DCC Compliance Guide

Defence Cyber Certification: A Guide for UK Defence Suppliers

The UK defence supply chain runs on trust, and trust increasingly depends on demonstrable cyber security. Defence Cyber Certification (DCC) is the scheme the Ministry of Defence introduced to make that trust measurable. giving suppliers a structured, evidence-based path to proving their cyber posture meets MoD requirements.

This guide covers what DCC is, how it's structured, and what getting certified actually involves.

What is DCC?

DCC is a UK government cyber security certification scheme for organisations working in the defence sector. Administered by IASME on behalf of the MoD, it's built on Defence Standard 05-138 (Def Stan 05-138), which sets out the controls defence suppliers are expected to have in place.

The scheme launched in 2025, and the MoD has asked all industry partners to reach Level 0 by the end of 2026. Certification is valid for three years, with annual attestation in between.

One thing worth understanding early: DCC takes a whole-organisation view. You can't carve out just the team that handles MoD contracts. Every business-critical system across the organisation is in scope.

The four levels

DCC is structured as four levels of increasing depth. Your required level depends on the cyber risk classification of your contract.

Level 0 is the entry point: three controls, six questions, plus a Cyber Essentials certification. It applies to contracts with very low assessed cyber risk.

Level 1 covers: 101 controls across 236 questions. Cyber Essentials is required here too. This level is for organisations with low to moderate risk work.

Level 2 steps up to: 139 controls and 328 questions, with Cyber Essentials Plus as the baseline. It's for higher-risk contracts and requires more evidence of governance and technical oversight.

Level 3 is the most demanding: 144 controls, 337 questions, and Cyber Essentials Plus.
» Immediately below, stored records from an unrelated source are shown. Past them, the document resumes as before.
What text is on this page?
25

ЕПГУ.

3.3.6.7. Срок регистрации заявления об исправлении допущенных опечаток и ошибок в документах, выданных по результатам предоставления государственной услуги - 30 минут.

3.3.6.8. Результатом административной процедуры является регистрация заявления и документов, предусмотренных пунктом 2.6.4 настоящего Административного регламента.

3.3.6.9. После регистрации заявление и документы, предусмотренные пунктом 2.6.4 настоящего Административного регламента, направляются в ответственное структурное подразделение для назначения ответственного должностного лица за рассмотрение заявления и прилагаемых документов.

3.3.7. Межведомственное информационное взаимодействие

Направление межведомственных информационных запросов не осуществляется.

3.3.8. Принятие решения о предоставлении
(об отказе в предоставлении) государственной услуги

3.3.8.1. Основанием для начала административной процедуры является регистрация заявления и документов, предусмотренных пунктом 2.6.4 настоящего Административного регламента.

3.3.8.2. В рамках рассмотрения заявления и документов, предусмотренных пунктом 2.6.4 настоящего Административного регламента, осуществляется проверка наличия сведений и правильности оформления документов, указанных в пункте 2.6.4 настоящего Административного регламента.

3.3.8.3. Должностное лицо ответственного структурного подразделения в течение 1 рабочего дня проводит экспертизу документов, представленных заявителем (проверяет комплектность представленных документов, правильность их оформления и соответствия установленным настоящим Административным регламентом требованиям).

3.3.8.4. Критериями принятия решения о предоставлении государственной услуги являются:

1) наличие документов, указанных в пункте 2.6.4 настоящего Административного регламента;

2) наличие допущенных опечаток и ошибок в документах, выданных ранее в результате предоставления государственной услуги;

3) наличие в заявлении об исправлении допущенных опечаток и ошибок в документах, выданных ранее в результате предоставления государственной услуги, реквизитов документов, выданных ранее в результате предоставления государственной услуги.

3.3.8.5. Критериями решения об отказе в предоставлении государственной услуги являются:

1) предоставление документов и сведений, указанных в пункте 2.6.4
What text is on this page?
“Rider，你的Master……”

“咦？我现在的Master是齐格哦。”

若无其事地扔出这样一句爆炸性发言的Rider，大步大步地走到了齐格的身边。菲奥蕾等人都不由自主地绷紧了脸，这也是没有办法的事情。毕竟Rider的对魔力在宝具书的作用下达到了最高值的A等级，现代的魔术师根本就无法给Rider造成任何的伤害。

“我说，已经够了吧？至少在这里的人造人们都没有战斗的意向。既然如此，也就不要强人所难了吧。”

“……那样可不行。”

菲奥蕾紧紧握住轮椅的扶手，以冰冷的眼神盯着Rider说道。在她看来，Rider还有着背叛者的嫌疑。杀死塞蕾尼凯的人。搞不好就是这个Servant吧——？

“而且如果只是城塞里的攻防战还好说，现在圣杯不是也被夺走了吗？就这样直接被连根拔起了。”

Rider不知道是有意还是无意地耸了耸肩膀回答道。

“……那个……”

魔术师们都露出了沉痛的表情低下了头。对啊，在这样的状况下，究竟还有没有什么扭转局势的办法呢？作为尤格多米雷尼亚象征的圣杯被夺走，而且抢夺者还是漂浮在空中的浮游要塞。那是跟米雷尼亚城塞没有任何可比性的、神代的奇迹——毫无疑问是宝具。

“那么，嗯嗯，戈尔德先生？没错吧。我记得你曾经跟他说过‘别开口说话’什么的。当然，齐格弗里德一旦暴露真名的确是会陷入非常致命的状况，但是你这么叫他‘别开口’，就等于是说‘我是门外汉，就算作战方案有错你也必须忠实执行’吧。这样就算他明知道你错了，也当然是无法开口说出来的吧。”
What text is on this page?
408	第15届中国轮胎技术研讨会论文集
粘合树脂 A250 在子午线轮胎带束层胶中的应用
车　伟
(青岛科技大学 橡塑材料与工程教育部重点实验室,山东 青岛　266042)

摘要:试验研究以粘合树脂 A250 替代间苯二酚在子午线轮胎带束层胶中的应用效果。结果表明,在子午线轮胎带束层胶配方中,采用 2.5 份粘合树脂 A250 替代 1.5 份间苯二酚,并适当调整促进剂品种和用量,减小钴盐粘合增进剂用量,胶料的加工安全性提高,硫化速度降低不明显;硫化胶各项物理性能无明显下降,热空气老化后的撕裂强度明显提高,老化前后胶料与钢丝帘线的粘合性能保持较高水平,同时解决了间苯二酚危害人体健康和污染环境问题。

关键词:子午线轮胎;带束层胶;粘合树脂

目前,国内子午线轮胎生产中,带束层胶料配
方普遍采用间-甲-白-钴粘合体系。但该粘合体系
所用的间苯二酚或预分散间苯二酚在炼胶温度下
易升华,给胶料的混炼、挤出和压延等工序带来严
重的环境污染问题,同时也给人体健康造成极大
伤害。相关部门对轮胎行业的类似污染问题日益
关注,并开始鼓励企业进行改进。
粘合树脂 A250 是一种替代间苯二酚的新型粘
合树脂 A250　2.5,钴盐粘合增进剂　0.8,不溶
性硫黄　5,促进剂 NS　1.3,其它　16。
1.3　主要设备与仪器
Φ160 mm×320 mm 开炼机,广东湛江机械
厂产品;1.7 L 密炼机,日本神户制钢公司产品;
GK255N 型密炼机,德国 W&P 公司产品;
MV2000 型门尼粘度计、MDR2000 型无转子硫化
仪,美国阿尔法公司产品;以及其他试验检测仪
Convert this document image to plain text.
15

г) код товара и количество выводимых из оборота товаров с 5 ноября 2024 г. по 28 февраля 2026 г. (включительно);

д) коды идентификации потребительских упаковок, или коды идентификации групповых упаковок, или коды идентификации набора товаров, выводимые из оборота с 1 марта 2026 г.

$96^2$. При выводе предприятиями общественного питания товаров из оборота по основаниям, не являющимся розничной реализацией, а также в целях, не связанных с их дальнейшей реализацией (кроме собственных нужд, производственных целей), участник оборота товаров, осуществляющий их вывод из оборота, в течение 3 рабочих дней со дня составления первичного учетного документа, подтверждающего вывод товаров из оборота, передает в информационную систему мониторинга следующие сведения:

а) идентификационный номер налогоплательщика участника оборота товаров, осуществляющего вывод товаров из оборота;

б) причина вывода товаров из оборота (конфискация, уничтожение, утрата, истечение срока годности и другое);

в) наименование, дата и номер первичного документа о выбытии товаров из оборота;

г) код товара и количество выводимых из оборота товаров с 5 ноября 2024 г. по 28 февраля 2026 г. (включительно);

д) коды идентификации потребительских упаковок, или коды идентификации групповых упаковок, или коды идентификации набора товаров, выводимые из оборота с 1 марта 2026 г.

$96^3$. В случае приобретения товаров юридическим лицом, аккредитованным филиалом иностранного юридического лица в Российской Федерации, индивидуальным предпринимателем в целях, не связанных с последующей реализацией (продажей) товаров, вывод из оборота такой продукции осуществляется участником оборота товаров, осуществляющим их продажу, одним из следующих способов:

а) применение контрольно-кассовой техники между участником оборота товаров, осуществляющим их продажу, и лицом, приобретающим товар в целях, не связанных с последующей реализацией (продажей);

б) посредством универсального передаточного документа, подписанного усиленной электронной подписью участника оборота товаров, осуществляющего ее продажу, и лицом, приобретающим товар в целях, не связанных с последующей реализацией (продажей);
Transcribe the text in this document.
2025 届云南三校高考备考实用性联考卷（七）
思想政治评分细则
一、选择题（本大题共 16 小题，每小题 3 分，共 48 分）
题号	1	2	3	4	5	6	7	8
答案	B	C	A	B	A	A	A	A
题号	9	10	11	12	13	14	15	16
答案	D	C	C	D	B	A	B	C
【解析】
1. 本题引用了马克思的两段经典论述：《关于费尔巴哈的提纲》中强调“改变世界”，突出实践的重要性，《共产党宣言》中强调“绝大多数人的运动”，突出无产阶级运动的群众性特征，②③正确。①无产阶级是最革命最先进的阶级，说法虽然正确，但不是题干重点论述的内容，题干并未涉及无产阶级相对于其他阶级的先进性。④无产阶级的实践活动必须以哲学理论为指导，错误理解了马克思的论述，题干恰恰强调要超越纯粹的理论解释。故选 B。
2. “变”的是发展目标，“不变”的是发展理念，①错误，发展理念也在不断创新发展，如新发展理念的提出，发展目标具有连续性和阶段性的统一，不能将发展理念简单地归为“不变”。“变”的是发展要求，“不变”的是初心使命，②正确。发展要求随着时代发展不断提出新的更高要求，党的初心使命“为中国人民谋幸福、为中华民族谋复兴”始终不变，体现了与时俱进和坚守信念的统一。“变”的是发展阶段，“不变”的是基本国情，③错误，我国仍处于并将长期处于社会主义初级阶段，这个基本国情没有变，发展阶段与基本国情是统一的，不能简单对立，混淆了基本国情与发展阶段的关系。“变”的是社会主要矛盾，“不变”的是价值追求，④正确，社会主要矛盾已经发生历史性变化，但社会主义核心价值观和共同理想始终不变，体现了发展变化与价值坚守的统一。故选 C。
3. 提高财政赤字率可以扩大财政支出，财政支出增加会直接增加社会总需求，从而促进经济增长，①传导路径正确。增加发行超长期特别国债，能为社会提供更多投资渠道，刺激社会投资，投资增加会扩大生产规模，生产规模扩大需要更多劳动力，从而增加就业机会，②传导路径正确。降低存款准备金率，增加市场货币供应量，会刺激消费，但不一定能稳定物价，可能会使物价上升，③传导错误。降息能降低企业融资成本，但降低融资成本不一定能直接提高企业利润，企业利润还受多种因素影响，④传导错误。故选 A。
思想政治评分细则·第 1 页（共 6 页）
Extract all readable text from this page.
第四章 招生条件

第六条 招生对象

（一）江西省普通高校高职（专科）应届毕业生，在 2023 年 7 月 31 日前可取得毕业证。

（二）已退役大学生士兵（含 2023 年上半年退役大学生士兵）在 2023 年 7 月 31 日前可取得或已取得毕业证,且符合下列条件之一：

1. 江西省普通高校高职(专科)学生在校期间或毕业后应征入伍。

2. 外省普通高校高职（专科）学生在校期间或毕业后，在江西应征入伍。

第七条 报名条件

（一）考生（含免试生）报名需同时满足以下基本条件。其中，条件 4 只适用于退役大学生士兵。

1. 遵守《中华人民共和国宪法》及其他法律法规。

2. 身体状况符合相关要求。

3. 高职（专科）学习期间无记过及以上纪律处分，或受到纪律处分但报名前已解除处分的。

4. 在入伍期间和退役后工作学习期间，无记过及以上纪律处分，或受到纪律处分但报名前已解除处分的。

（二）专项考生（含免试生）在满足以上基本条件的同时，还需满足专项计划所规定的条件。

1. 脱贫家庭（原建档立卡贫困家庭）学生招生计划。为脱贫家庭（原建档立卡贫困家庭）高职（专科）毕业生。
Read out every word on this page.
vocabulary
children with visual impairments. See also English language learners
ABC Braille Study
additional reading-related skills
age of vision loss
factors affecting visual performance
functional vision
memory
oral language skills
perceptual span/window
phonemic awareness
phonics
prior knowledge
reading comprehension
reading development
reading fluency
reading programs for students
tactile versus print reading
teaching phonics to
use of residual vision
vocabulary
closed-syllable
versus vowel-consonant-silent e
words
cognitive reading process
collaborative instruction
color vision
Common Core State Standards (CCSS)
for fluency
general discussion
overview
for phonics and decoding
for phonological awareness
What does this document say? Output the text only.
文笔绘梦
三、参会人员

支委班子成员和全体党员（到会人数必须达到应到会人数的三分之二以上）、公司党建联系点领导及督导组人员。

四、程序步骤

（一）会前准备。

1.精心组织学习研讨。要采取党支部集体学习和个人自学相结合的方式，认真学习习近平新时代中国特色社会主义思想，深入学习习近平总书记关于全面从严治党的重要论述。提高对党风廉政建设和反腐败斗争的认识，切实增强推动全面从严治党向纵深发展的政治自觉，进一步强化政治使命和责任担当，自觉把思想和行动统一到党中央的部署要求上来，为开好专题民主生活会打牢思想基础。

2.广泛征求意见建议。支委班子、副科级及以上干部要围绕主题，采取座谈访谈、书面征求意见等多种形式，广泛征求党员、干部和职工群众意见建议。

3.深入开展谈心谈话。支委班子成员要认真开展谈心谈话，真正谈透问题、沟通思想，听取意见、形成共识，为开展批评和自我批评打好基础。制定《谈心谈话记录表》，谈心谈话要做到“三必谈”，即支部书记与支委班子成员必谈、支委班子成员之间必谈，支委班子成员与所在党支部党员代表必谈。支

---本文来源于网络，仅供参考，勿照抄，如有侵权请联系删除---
It applies to mission-critical work: weapons systems components, command and control infrastructure, classified cloud environments. At this level, the MoD needs comprehensive assurance.

What certification involves

Assessment under DCC is evidence-driven. For each control, organisations need to produce policies, configuration records, training logs, access records, or other documentation showing the control is actually in place — not just intended.

The process broadly follows this path:

Identify your contract's risk classification and required DCC level. Work through the Def Stan 05-138 controls for that level and document your current position against each. Remediate any gaps, then engage a certification body to carry out the assessment. Maintain your certification through annual attestation, with full reassessment at the three-year mark.

Cyber Essentials (and Cyber Essentials Plus at Levels 2 and 3) is a prerequisite, so if you don't have that in place, it's the logical starting point.

Common sticking points

Most organisations find that the whole-organisation scope causes the biggest headache at the start. Systems or subsidiaries that weren't part of previous compliance programmes have to be brought into scope, which can mean significant IT discovery work before you've answered a single DCC question.

Ownership is the other recurring issue. Def Stan 05-138 controls span IT, HR, legal, and operational teams, and without clear accountability mapped to each control, the evidence collection process tends to stall.

Organisations that have previously worked to ISO 27001 or Cyber Essentials often find meaningful overlap, though DCC isn't simply a repackaging of either.